ICON-MENU-2023

Rochelle Davis is Assistant Professor of Cultural Anthropology in the Center for Contemporary Arab Studies at Georgetown University’s Edmund A. Walsh School of Foreign Service. Her research focuses on refugees, war, and conflict – in particular, Palestinian, Syrian, and Iraqi refugees and internally displaced persons. Her first book, Palestinian Village Histories: Geographies of the Displaced, (Stanford University Press, 2012) won the Middle East Studies Association’s Albert Hourani Award. Since 2010, her research projects have included training refugees and local community members to develop questions and conduct interviews.

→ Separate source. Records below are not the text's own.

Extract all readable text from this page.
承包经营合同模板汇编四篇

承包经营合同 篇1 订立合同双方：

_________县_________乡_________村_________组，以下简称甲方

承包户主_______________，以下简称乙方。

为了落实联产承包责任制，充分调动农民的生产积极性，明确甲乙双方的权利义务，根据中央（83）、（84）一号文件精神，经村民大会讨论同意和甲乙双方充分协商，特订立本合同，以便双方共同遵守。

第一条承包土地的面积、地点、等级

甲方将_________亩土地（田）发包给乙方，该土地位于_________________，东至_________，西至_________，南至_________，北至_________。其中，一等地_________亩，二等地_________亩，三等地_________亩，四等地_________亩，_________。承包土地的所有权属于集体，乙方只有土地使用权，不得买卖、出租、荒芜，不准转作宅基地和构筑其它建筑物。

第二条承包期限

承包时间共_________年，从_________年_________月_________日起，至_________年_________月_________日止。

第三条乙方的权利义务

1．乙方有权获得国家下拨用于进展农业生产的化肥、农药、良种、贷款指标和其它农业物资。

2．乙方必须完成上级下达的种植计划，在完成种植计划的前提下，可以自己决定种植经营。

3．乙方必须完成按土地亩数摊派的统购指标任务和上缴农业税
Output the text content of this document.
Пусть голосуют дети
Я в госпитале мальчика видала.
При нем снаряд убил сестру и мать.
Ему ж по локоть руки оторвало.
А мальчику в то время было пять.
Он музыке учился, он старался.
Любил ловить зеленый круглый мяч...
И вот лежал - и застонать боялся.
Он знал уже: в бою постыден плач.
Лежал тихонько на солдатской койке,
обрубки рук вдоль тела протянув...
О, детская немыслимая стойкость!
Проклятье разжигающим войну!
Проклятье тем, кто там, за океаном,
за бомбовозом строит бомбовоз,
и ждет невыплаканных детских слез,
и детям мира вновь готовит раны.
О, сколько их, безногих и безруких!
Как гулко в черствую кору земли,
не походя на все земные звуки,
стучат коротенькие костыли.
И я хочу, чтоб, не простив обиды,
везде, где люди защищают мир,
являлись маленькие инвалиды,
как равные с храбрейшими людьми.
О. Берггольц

From 2015-2022, she was a senior researcher on a joint project between Georgetown University and the International Organization for Migration conducting a mixed-methods panel survey of over 3,000 Iraqi households displaced by ISIS/ISIL/Da’esh to understand their access to durable solutions. She is currently writing a book on the role of culture in the U.S. military occupation of Iraq, using interviews with US military service members and Iraqis, as well as governmental and military policy and strategy documents, cultural training material, journalists’ reporting, and soldier memoirs.

Among the classes she teaches are:cultural heritage and conflict; refugees, migrants and immigrants in and out of the Arab World; and war and conflict. She uses different genres of texts and other forms of media in her classroom to expose students to a wide range of primary and secondary material about the Arab World.